Most students end up applying to eight or more schools, with a mix of ‘safety’ schools, ‘match’ schools and ‘reach’ schools. But how do you go from 4000 down to 8? Many students end up primarily applying to schools they know: schools that are local, the flagship school of their state university, and famous (but extremely selective) schools like Harvard and Stanford. There’s nothing wrong with a list that centers on these schools! However, you might be leaving out schools that would be a great fit, or offer you more scholarship or financial aid money, or an opportunity to experience life in another part of the country or all kinds of other things.
Obviously, unless you are a Professional College Applicant (and as far as I know, there’s no one out there hiring kids to be Professional College Applicants – if anyone has this job, please let me know!), you don’t have time to examine 4000 college websites. One suggestion: Try to identify the most important thing you want in a school – or at least one of the most important things you want.

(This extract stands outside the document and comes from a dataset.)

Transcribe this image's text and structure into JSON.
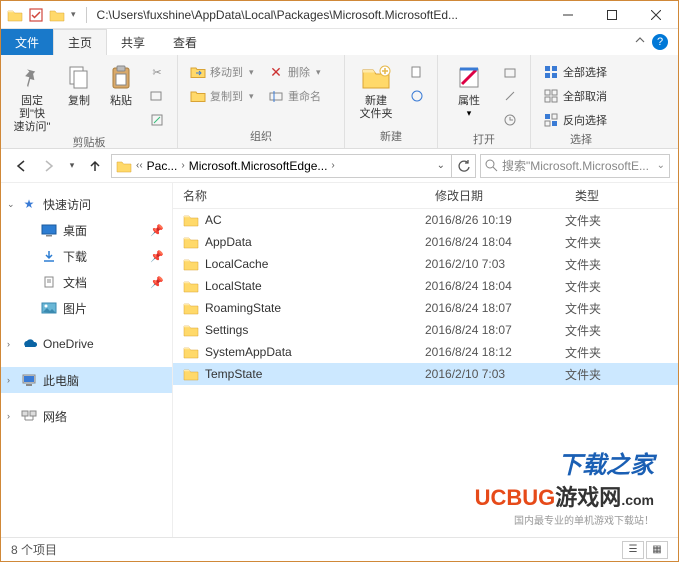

Is it a great biology program? A city campus? A school without a football team? Google search the top ten schools with that quality. And then pick the second most important thing for you, google search that and cross-reference which schools, if any, have both. You can do this with multiple different items, helping you to identify schools that you might not have heard of that would nonetheless be a great place to get your education.
Granted, it’s not as romantic as falling in love with a beautiful campus, or applying to the school whose name you wore on your onesies as an infant, but it might be a more effective approach.
Warning: Note that many ‘Top Ten Lists’ especially if you’re looking for a good academic department, simply go down US News’ list of top universities and check whether or not they have that department, rather than whether or not the department itself is actually excellent. It may take a bit of fiddling with search terms to find lists that really examine which universities are good at a particular thing, rather than just lazily adapting US News’ ratings. But they are out there!